Derivative with respect to a vector

1. Oct 31, 2009

I've stumbled across something I've never seen before. I am taking a class outside of my major and the notation seems to be quite different from what I am used to, and I am completely baffled as to how to solve what I feel are some simple problems.

1. The problem statement, all variables and given/known data

Find $$\frac{d f(\vec{k})}{\vec{k}}$$ where $$f(\vec{k}) = sin(ak_x)-cos(bk_y)+cos(ck_z)$$. f itself is a scalar function that operates on the components of the vector $$\vec{k}$$.

3. The attempt at a solution

What does this notation mean? I have never seen a notation in which there is a derivative with respect to a vector. Is this the same thing as the gradient $$\nabla f$$?

2. Oct 31, 2009

HallsofIvy

Staff Emeritus
In general, if a function from $R^m$ to $R^n$ is "differentiable at $\vec{v_0}$" if and only if there exist a linear function, L, from $R^m$ to $R^n$ and a function $\epsilon$ from $R^m$ to $R^n$ such that $f(\vec{v})= f(\vec{v_0})+ L(\vec{v}- \vec{v_0})+ \epsilon(\vec{v})$ and $\lim_{\vec{v}\to \vec{0}} \epsilon(\vec{v}/|\vec{v}|$$= 0$. In this case, we say that L is the "derivative of f with respect to $\vec{v}$ at $vec{v_0}$".

Notice that L is a linear operator, not a number or even a vector. In the case f from $R^1$ to $R^1$, a real valued function of a single real variable as in Calculus I, a linear function from $R^m$ to $R^n$ is a multiple: $mx$ for some number m. In calculus I, we think of that number as being the derivative.

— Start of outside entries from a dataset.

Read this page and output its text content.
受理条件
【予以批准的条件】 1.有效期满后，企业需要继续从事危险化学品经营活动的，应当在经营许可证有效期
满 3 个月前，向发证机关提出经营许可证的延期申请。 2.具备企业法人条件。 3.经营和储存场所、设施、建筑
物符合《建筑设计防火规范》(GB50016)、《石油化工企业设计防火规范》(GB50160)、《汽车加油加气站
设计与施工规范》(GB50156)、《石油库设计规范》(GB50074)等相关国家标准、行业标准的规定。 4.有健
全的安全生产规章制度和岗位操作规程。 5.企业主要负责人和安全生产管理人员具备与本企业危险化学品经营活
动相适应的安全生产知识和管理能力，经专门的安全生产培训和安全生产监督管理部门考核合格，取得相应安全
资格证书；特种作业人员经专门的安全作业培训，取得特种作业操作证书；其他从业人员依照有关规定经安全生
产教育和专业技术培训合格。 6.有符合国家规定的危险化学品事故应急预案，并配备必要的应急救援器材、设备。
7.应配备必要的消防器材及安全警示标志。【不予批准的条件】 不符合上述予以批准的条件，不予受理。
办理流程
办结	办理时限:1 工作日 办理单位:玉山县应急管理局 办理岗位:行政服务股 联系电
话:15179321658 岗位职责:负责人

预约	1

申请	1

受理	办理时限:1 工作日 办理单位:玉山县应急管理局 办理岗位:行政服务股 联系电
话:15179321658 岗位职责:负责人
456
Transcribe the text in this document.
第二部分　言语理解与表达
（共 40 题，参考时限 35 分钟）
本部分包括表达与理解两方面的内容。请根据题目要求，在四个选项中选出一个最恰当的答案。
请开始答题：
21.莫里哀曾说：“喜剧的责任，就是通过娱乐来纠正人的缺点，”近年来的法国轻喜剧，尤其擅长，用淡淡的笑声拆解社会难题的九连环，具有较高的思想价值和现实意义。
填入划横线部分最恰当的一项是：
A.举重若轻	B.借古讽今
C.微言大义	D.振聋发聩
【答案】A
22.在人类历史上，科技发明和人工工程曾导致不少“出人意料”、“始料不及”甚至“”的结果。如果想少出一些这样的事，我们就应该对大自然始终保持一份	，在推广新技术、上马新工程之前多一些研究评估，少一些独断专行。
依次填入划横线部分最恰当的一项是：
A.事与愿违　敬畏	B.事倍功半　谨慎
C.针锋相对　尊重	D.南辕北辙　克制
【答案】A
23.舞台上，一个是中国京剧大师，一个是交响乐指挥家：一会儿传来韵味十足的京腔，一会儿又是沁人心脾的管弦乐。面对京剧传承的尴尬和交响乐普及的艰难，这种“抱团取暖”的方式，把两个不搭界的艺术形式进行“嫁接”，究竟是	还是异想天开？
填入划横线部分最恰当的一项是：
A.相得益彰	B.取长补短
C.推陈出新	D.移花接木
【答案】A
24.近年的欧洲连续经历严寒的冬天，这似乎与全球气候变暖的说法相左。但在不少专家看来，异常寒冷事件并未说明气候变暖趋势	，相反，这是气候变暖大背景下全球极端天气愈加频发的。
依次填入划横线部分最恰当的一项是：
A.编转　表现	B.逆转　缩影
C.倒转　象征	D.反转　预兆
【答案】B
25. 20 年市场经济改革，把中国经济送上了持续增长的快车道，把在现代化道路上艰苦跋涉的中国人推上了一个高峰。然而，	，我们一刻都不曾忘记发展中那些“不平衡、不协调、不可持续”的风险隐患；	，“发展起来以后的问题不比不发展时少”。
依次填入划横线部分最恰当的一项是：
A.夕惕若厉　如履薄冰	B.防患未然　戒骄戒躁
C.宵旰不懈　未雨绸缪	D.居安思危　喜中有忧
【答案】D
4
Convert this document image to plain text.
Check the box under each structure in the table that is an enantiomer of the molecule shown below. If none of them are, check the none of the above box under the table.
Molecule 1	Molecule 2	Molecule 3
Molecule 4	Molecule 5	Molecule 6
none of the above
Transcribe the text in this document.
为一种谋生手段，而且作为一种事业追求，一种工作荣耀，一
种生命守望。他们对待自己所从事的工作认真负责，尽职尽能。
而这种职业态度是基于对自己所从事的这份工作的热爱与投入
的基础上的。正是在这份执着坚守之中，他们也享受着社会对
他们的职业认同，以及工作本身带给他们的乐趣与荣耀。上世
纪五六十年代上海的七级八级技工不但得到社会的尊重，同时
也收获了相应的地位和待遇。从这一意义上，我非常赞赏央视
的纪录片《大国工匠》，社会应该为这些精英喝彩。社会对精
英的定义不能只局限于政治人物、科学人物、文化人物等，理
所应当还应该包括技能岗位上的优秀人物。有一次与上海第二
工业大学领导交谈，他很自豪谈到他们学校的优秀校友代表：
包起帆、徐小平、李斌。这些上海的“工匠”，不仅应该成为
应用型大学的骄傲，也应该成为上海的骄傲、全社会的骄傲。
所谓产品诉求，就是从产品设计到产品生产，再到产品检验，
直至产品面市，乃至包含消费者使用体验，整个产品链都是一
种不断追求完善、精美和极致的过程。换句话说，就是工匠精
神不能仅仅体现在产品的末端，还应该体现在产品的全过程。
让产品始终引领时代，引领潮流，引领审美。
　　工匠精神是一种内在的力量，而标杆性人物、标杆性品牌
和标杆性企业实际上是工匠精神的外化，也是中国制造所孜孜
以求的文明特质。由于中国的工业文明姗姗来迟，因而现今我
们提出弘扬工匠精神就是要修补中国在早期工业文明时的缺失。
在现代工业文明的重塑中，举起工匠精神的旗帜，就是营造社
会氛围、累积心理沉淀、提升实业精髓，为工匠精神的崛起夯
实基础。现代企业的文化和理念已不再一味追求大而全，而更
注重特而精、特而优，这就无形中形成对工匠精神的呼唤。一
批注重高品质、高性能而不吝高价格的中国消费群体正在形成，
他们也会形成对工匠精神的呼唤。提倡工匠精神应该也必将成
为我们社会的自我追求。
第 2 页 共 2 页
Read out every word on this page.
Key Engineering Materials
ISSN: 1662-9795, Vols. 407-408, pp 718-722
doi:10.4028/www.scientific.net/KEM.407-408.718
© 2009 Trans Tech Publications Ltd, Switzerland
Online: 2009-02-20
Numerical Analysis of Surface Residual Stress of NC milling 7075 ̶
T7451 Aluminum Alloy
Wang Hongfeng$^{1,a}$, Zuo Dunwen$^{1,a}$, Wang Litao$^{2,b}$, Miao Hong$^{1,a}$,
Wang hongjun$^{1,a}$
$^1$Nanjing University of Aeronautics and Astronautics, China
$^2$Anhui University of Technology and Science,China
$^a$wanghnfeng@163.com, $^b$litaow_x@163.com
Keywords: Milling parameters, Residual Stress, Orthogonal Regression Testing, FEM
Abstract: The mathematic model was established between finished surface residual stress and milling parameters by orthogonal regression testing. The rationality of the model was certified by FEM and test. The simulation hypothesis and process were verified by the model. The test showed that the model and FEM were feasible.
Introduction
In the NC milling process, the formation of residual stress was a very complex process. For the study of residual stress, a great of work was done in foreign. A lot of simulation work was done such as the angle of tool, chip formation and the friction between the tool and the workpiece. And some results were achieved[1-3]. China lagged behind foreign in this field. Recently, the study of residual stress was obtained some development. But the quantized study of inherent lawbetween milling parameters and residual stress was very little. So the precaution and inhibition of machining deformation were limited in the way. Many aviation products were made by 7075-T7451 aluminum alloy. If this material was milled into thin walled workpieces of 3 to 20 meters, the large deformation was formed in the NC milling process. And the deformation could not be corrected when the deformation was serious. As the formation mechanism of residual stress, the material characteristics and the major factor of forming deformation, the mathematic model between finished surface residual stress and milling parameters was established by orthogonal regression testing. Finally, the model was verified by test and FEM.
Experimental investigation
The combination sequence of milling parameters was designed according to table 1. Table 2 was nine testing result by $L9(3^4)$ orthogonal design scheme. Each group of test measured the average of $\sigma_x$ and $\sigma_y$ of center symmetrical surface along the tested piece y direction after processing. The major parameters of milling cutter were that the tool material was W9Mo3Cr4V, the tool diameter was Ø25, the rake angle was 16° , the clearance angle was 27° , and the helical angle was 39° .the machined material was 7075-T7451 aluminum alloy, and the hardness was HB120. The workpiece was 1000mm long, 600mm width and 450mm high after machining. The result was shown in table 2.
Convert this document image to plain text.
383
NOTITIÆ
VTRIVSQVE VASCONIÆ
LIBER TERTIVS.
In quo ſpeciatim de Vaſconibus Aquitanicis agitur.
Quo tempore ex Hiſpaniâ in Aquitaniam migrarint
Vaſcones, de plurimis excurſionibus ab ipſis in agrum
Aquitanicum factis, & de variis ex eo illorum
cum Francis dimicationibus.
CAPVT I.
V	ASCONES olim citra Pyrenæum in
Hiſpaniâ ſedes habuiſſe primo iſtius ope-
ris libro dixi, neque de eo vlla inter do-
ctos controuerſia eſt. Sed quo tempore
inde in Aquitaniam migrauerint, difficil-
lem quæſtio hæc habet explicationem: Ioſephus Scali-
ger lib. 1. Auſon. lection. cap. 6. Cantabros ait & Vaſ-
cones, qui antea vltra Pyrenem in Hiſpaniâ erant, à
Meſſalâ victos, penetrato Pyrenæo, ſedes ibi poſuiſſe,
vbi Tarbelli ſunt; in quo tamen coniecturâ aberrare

In the case of f from $R^m$ to $R^1$, a real valued function of several real variables, we can represent a linear function from $R^m$ to $R^1$ as a "dot product"- any linear function L(<x, y, z>) can be written as ax+ by+ cz= <a, b, c>$\cdot$<x, y, z>. In that case, we can identify the derivative with that vector- which is, in fact, the gradient.

That is the case in your example. f is a real valued function of a variable in $R^3$. Strictly speaking, its derivative is the linear transformation corresponding to taking the dot product of the position vector $x\vec{i}+ y\vec{j}+ z\vec{k}$ with the vector
$$\frac{\partial f}{\partial x}\vec{i}+ \frac{\partial f}{\partial y}\vec{j}+ \frac{\partial f}{\partial z}\vec{k}$$
which is, as you say, the gradient of f.

(Notice that we need "vector space" structure in the range space of f because we need to be able to subtract f(x+h)- f(x). We don't need to do "arithmetic" in the domain space because all we do there is take the limit as |h| goes to 0. That's why we tend to talk about "functions of several variables" rather than "functions of a vector variable".)

In the general case of f from $R^m$ to $R^n$ with neither m nor n equal to 1, a linear function from $R^m$ to $R^n$ can be written as a matrix multiplication and we can identify the derivative with that matrix. In the case of $\vec{f}(\vec{v})= f_x(x, y, z)\vec{i}+ f_y(x,y,z)\vec{j}+ f_z(x,y,z)\vec{k}$ (where \vec{v}= x\vec{i}+ y\vec{j}+ z\vec{k}[/itex]) that matrix is
$$\begin{bmatrix}\frac{\partial^2 f_x}{\partial x^2} & \frac{\partial^2 f_y}{\partial x\partial y} & \frac{\partial^2 f_z}{\partial x\partial z} \\ \frac{\partial^2 f_x}{\partial y\partial x} & \frac{\partial^2 f_y}{\partial y^2} & \frac{\partial^2 f_z}{\partial y\partial z}\\ \frac{\partial^2 f_z}{\partial z\partial x} & \frac{\partial^2 f_z}{\partial z\partial y} & \frac{\partial^2 f_z}{\partial z^2}\end{bmatrix}$$

Last edited: Oct 31, 2009
3. Oct 31, 2009

wow HallsOfIvy, thank you for the detailed reply, I understand now; I had never really stopped to think about what $$\nabla{F}$$ meant. I am a bit light on the theory side of calculus so I have to rely on my gut instinct a lot.